Fixin' the Fight Game
I love boxing. Classic boxing... Marvelous Marvin vs. The Hit Man... Ali vs Foreman... hell... Ali vs. Anybody... Any weight class... I don't care. I just love good boxing.
That's the problem though... There is no good boxing anymore. Not in the heavy-weight division anyway. I mean... when a disinterested Mike Tyson is the biggest draw in boxing... there's a problem people.
But what is the problem?
Simple. No athletes. No characters. No draws.
Even the dimmest bulbs of the inner-city have figured out that boxing is to dangerous. I mean lets face it... havin' bad knees at 60 is a lot better than bein' all but brain dead at 50. Football please!
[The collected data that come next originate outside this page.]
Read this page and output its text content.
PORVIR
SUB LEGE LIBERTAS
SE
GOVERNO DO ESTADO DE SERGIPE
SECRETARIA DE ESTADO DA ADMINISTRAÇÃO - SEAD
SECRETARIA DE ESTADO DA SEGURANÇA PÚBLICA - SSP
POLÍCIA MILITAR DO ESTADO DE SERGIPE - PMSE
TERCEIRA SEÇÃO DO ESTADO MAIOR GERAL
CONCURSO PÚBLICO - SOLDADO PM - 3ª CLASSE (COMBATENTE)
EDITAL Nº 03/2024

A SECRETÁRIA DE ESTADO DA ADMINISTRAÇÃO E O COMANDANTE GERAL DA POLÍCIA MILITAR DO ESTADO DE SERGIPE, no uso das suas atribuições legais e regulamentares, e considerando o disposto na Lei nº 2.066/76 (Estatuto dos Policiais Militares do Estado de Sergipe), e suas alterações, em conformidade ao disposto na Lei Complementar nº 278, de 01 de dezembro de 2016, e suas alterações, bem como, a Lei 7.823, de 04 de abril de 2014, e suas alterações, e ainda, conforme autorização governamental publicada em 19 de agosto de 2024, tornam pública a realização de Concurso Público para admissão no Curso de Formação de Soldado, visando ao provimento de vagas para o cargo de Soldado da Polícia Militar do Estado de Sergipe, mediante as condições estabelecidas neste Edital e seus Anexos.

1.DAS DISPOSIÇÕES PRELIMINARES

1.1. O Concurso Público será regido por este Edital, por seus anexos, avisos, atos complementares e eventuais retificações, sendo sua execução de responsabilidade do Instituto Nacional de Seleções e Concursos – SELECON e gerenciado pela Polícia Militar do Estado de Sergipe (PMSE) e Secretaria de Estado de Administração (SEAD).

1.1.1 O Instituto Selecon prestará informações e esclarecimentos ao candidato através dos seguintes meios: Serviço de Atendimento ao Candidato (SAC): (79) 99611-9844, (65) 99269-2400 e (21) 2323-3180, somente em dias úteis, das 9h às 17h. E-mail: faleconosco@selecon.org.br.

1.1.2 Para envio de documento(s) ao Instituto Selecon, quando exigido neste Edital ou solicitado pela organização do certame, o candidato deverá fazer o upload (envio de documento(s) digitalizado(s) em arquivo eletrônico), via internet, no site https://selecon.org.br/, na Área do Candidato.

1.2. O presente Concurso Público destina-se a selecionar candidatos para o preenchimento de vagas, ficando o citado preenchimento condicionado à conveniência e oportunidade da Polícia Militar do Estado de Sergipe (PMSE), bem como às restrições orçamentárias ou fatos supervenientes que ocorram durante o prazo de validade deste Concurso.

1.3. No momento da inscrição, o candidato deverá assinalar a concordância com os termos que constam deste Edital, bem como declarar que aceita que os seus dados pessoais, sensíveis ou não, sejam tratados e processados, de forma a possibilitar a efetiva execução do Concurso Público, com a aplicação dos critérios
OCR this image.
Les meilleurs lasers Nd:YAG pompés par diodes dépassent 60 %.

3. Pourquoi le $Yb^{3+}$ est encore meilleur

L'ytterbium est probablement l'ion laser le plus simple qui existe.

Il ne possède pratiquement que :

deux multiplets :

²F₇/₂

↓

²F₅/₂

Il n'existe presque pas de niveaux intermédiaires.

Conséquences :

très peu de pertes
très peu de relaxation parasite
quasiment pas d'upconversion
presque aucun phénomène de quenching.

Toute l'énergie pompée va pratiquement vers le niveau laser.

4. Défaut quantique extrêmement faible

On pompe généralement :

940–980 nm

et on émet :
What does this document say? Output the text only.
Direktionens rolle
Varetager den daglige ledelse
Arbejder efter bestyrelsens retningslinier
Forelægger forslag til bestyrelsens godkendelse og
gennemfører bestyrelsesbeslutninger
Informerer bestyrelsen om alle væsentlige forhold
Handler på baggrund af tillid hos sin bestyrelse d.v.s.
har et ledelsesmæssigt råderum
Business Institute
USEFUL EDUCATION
As usual... the very bodies out to make the game safe, have actually made it to dangerous to fool around with... how? The gloves.
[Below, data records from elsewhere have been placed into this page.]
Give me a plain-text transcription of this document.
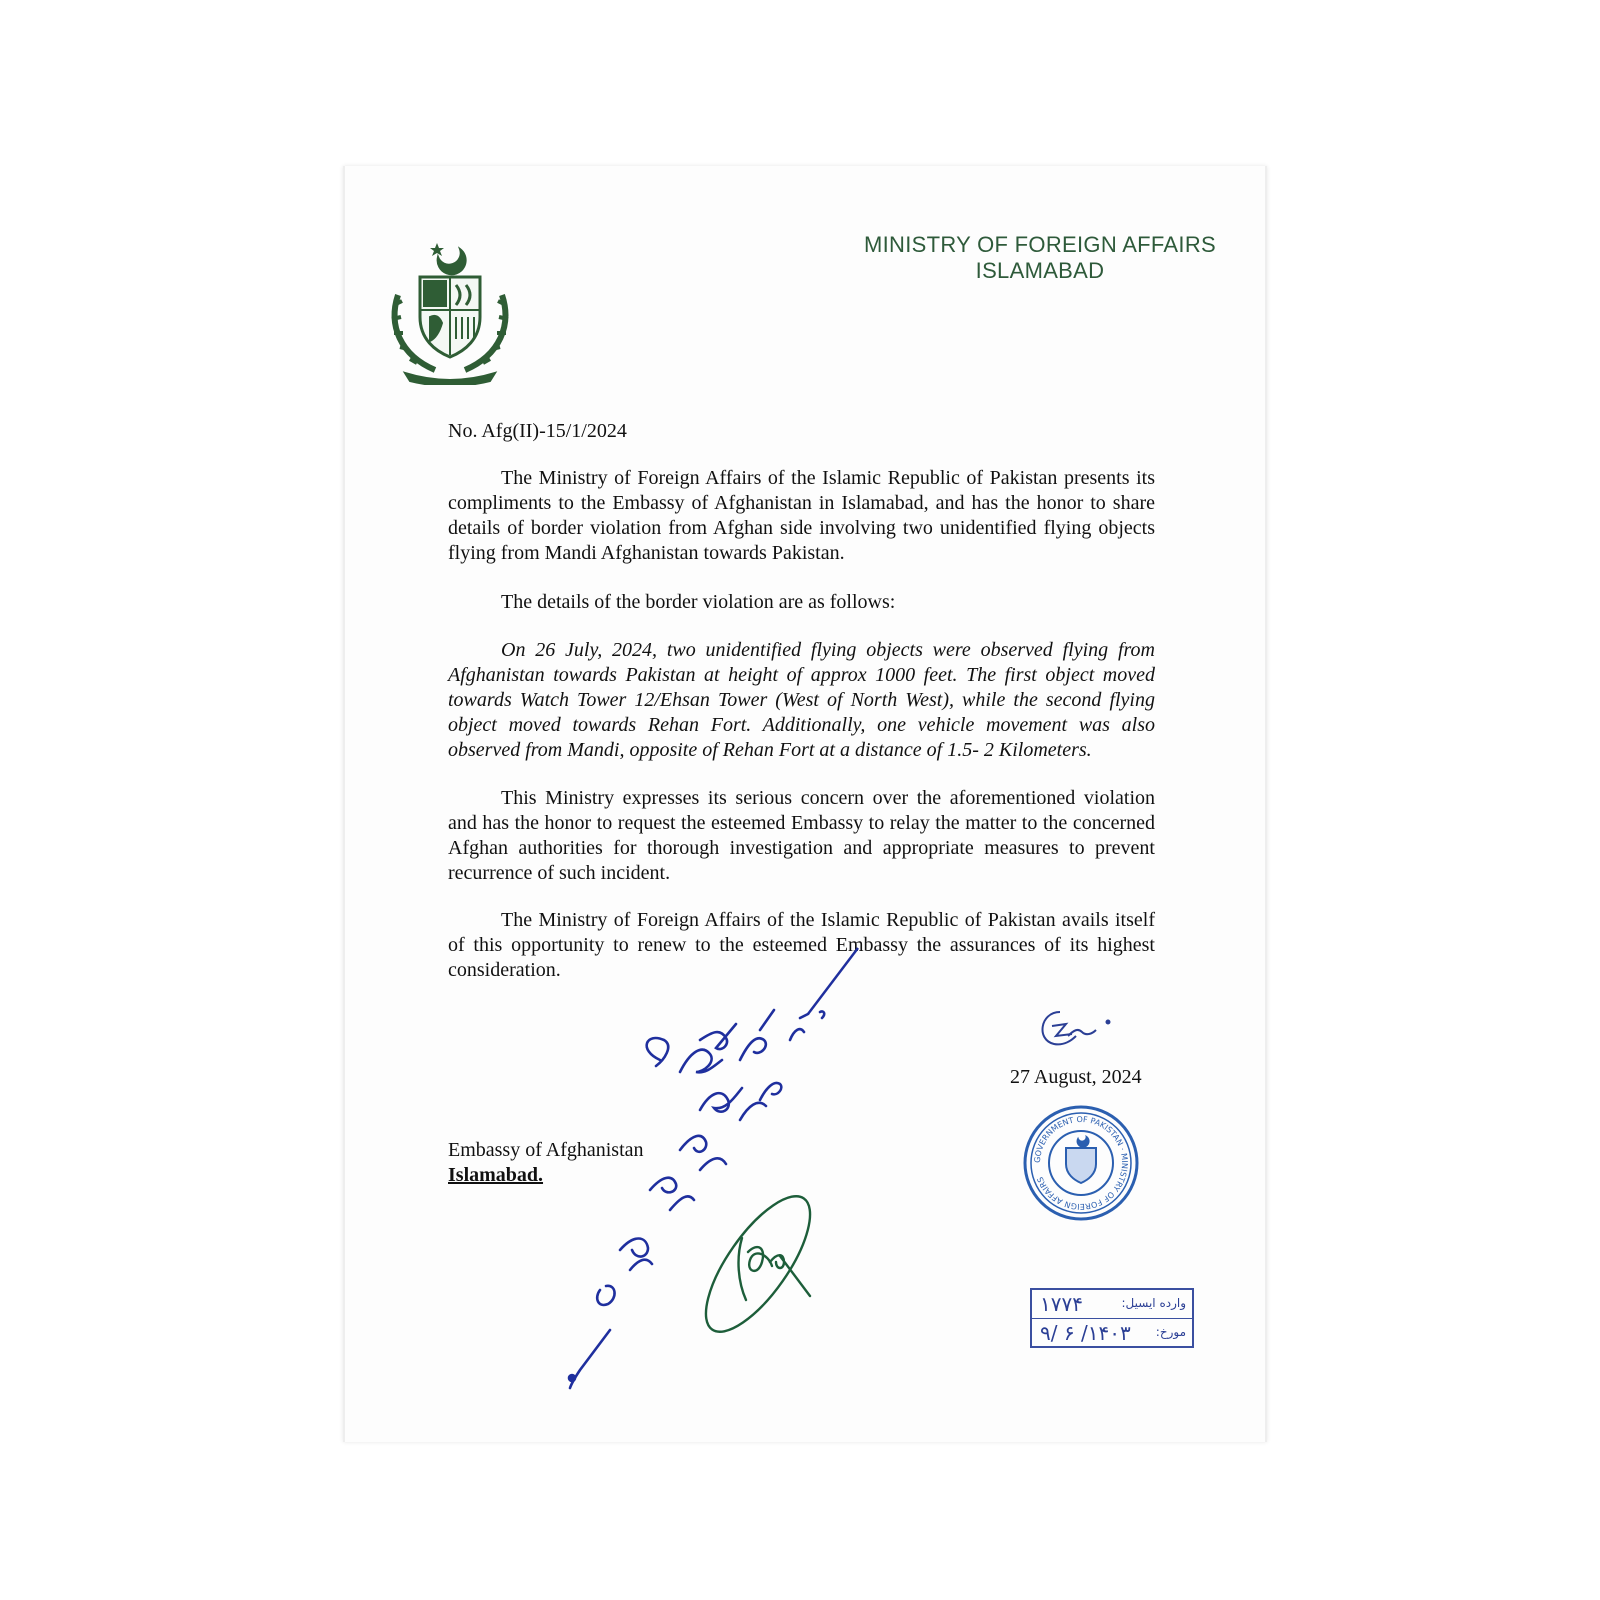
MINISTRY OF FOREIGN AFFAIRS
ISLAMABAD
No. Afg(II)-15/1/2024
The Ministry of Foreign Affairs of the Islamic Republic of Pakistan presents its compliments to the Embassy of Afghanistan in Islamabad, and has the honor to share details of border violation from Afghan side involving two unidentified flying objects flying from Mandi Afghanistan towards Pakistan.
The details of the border violation are as follows:
On 26 July, 2024, two unidentified flying objects were observed flying from Afghanistan towards Pakistan at height of approx 1000 feet. The first object moved towards Watch Tower 12/Ehsan Tower (West of North West), while the second flying object moved towards Rehan Fort. Additionally, one vehicle movement was also observed from Mandi, opposite of Rehan Fort at a distance of 1.5- 2 Kilometers.
This Ministry expresses its serious concern over the aforementioned violation and has the honor to request the esteemed Embassy to relay the matter to the concerned Afghan authorities for thorough investigation and appropriate measures to prevent recurrence of such incident.
The Ministry of Foreign Affairs of the Islamic Republic of Pakistan avails itself of this opportunity to renew to the esteemed Embassy the assurances of its highest consideration.
27 August, 2024
Embassy of Afghanistan
Islamabad.
GOVERNMENT OF PAKISTAN · MINISTRY OF FOREIGN AFFAIRS
وارده ایسیل:
۱۷۷۴
مورخ:
۱۴۰۳/ ۶ /۹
Boxing used to be a very different sport. It was bare-knuckles. It was bloody. It was brutal. It was not however, fatal.
See... when you're fighting with bare knuckles... you have to worry about what you're hittin'. Skulls after all can be pretty dad-gummed hard. Hit one the wrong way, and you'll break every knuckle you have. This is where gloves come in.
Gloves changed everything. Without them... boxers could now take these huge hooks. Try that bare knuckled sometime. If you hit the guy in the temple... he'll go out like a light... but if he doesn't? If you miss even slightly? You'll be fightin' one handed for the rest of the night.
It's those huge hooks to the temple that cause the brain damage that we see in aged fighters today.
Take the gloves off. Sure it'll be bloody. Sure it will look far less civilized. Sure it will look far more dangerous.
It's all looks though. They put the gloves on so women could watch without gettin' blood on their skirts. We got TV now... no worries.